Stage 1: DESPERATE FOR ANSWERS.
Parents, teachers, and students alike are all looking for answers and solutions as to what we should do during this time of our lives being interrupted. I have even called many of my well-respected friends and asked them, “Is it time for me to panic yet?” This invisible bullet is so hard to understand and so hard to wrap our heads around that even I am in search of answers every day or at least some hint of answers...will we really be allowed to go back to school in August? What will summer look like? Will we have virtual camps? What about the graduates? Should we just forget about it all?
Stage 2: DENIAL
I found myself still mentally preparing for going back to school after this week’s spring break ends. I have been postponing my need to grieve the school closings with a hope that we will be returning to life as we once knew it. I have just begun receiving messages and calls from parents three weeks after the school closures who have just let it sink in that we will not be returning.

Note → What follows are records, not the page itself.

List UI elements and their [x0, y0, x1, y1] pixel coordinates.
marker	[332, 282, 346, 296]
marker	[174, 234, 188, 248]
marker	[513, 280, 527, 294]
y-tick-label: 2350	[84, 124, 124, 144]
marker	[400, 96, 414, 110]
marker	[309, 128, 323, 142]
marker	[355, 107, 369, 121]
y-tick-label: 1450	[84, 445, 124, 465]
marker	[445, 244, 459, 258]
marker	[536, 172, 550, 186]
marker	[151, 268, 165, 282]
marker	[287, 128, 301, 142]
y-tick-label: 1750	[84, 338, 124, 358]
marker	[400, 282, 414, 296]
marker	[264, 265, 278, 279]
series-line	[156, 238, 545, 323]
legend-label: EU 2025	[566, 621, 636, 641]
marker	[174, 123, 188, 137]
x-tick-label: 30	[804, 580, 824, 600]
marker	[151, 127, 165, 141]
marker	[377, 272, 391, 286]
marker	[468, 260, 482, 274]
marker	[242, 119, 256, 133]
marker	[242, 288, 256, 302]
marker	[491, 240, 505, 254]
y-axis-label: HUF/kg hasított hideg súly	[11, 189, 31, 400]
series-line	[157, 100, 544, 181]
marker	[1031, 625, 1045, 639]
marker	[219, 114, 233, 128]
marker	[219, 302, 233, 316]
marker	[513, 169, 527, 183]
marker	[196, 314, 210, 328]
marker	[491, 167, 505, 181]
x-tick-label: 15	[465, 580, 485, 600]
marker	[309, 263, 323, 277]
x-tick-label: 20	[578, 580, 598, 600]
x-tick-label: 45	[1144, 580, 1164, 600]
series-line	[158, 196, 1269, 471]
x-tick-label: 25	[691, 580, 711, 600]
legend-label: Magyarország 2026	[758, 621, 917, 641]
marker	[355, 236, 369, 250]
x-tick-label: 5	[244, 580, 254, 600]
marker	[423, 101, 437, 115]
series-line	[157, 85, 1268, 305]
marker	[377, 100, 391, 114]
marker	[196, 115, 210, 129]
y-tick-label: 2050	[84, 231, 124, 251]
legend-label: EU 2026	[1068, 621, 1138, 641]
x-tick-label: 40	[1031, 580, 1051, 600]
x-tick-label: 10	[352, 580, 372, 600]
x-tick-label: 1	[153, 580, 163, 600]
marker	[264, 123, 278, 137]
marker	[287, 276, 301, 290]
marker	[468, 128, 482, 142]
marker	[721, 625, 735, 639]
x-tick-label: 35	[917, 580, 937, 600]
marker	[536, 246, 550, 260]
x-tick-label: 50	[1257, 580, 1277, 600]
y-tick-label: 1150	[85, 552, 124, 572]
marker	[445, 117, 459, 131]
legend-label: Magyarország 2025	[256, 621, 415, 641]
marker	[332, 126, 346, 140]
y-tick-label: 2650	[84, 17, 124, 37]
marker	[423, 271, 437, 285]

Stages 3 and 4: BARGAINING AND ANGER
These two have kind of come in a comical form since it is primarily coming from the parents’ side. We have all seen the memes and videos of parents asking the teachers to come and get “their” kids. We are all angry and disappointed that we are not able to leave our homes, to go to our schools, go to restaurants, churches, sporting events, etc. I know that there are some people who are angry that their graduation or milestone year will not be celebrated in the way that they had hoped. I give you permission to express this frustration and anger. This is not by any means a normal situation and it is okay to be angry about it. Just remember: this too shall pass. We will be able to celebrate again. Get creative! Celebrate and connect; live in the present. Zoom parties are really and truly a real thing now!
Stage 5: REDIRECTED HOPE
I am praying that this is the stage that we are all currently approaching or are in...there are so many reasons that we can be hopeful. We are not in this alone. Reach out and connect with people who are in your circle. FaceTime them; the face to face will give you life! Find something to be grateful for, begin a gratitude journal; start with the little things. I know that I am realizing things that I have taken for granted; but I am also noticing things that I am grateful for right here in my own home that have been overlooked. There is ALWAYS, ALWAYS, ALWAYS, something to be grateful for!!!!